If you just need to inspect what's happening on a page, you might try the Visual Event bookmarklet.
Update: Visual Event 2 available.
Chrome, Firefox, Vivaldi and Safari support getEventListeners(domElement)
in their Developer Tools console.
For majority of the debugging purposes, this could be used.
Below is a very good reference to use it: https://developers.google.com/web/tools/chrome-devtools/console/utilities#geteventlisteners
It depends on how the events are attached. For illustration presume we have the following click handler:
var handler = function() { alert('clicked!') };
We're going to attach it to our element using different methods, some which allow inspection and some that don't.
Method A) single event handler
element.onclick = handler;
// inspect
console.log(element.onclick); // "function() { alert('clicked!') }"
Method B) multiple event handlers
if(element.addEventListener) { // DOM standard
element.addEventListener('click', handler, false)
} else if(element.attachEvent) { // IE
element.attachEvent('onclick', handler)
}
// cannot inspect element to find handlers
Method C): jQuery
$(element).click(handler);
1.3.x
// inspect var clickEvents = $(element).data("events").click; jQuery.each(clickEvents, function(key, value) { console.log(value) // "function() { alert('clicked!') }" })
1.4.x (stores the handler inside an object)
// inspect var clickEvents = $(element).data("events").click; jQuery.each(clickEvents, function(key, handlerObj) { console.log(handlerObj.handler) // "function() { alert('clicked!') }" // also available: handlerObj.type, handlerObj.namespace })
1.7+ (very nice)
Made using knowledge from this comment.
events = $._data(this, 'events'); for (type in events) { events[type].forEach(function (event) { console.log(event['handler']); }); }
(See jQuery.fn.data
and jQuery.data
)
Method D): Prototype (messy)
$(element).observe('click', handler);
1.5.x
// inspect Event.observers.each(function(item) { if(item[0] == element) { console.log(item[2]) // "function() { alert('clicked!') }" } })

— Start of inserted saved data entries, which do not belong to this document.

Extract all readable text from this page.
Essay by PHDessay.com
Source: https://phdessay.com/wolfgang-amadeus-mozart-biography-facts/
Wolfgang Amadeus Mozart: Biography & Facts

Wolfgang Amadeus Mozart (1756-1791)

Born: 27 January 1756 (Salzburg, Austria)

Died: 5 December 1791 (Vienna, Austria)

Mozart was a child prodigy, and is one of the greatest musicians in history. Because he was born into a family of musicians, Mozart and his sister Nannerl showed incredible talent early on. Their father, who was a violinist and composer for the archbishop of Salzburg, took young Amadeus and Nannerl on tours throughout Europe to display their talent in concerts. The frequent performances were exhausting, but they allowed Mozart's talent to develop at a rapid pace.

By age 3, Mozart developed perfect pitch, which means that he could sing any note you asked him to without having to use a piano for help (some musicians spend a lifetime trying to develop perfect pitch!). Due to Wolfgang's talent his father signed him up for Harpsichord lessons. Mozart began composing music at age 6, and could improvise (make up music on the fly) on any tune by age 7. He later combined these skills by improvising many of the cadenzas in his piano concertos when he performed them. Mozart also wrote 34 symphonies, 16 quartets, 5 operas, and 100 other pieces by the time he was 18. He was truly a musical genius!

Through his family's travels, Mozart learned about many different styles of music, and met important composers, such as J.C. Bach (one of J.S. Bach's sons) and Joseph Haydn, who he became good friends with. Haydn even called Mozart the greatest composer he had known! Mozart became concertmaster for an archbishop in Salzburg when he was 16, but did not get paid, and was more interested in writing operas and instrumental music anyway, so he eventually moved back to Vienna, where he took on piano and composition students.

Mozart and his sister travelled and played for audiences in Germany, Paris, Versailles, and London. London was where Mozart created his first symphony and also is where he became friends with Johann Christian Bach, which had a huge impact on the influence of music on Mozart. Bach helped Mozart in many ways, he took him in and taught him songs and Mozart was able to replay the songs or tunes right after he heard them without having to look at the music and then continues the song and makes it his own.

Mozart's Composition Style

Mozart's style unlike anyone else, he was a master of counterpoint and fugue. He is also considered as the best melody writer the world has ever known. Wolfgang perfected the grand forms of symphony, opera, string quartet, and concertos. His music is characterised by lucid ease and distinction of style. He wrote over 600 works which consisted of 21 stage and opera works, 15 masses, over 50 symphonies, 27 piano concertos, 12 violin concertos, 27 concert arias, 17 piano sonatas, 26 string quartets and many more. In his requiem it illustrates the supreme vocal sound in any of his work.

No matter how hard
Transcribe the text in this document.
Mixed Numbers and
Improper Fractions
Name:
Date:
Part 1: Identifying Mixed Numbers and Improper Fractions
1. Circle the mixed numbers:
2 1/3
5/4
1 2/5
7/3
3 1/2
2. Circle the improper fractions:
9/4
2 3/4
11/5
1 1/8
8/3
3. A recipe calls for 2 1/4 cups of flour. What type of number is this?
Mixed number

1.6 to 1.6.0.3, inclusive (got very difficult here)
// inspect. "_eventId" is for < 1.6.0.3 while // "_prototypeEventID" was introduced in 1.6.0.3 var clickEvents = Event.cache[element._eventId || (element._prototypeEventID || [])[0]].click; clickEvents.each(function(wrapper){ console.log(wrapper.handler) // "function() { alert('clicked!') }" })
1.6.1 (little better)
// inspect var clickEvents = element.getStorage().get('prototype_event_registry').get('click'); clickEvents.each(function(wrapper){ console.log(wrapper.handler) // "function() { alert('clicked!') }" })
When clicking the resulting output in the console (which shows the text of the function), the console will navigate directly to the line of the function's declaration in the relevant JS file.